Some question China’s claims to have controlled the virus. A classified intelligence report sent to the White House concludes that the government has covered up the number of cases and deaths.

Some Chinese officials have spread rumors that the virus may have come from the US. They are also selling the government’s ability to control its population as a key strength. Huiyao Wang, a senior adviser to China's government, told USA Today recently that the Chinese approach, though seemingly extreme, is the only policy that will curb the spread of the virus. "You need to isolate people on an enormous scale,” he says. “In stadiums, big exhibition halls, wherever you can. It seems extreme.
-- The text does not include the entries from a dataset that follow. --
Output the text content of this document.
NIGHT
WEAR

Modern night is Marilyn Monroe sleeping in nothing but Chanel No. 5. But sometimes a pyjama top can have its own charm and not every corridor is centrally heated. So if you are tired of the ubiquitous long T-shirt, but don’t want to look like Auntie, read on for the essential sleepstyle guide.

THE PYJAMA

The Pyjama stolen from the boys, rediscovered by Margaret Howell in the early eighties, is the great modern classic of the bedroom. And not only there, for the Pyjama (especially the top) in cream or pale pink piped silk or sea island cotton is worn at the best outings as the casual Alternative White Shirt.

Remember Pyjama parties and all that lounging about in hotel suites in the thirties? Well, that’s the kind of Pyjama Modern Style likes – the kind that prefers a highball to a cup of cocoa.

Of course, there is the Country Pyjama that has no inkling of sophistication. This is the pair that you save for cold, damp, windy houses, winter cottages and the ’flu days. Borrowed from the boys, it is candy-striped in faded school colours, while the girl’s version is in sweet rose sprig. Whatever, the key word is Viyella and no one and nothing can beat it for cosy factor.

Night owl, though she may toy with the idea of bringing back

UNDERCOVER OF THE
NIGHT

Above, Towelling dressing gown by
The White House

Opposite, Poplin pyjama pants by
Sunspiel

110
It works.”

Roubini, the economist, says the US will fall behind China, on this and other issues including climate change, unless its leaders can formulate a clear and compelling counter-narrative. “We don't have a vision on how we engage and compete with China,” Roubini says. “In the long run, unless we have an economic model, a social model, and an ecological model that appeals to the rest of the world, China may be the winner of this great rivalry,” he says.

And some see the rivalry between the US and China as hurting global efforts to contain the virus. “They both seem to be trying to deflect criticism, internal and external, by spending a lot of energy blaming one another,” says Graham Webster, editor-in-chief of the Stanford-New America DigiChina project. “Right now both the US and China are losing big, in human cost and economic disruption.”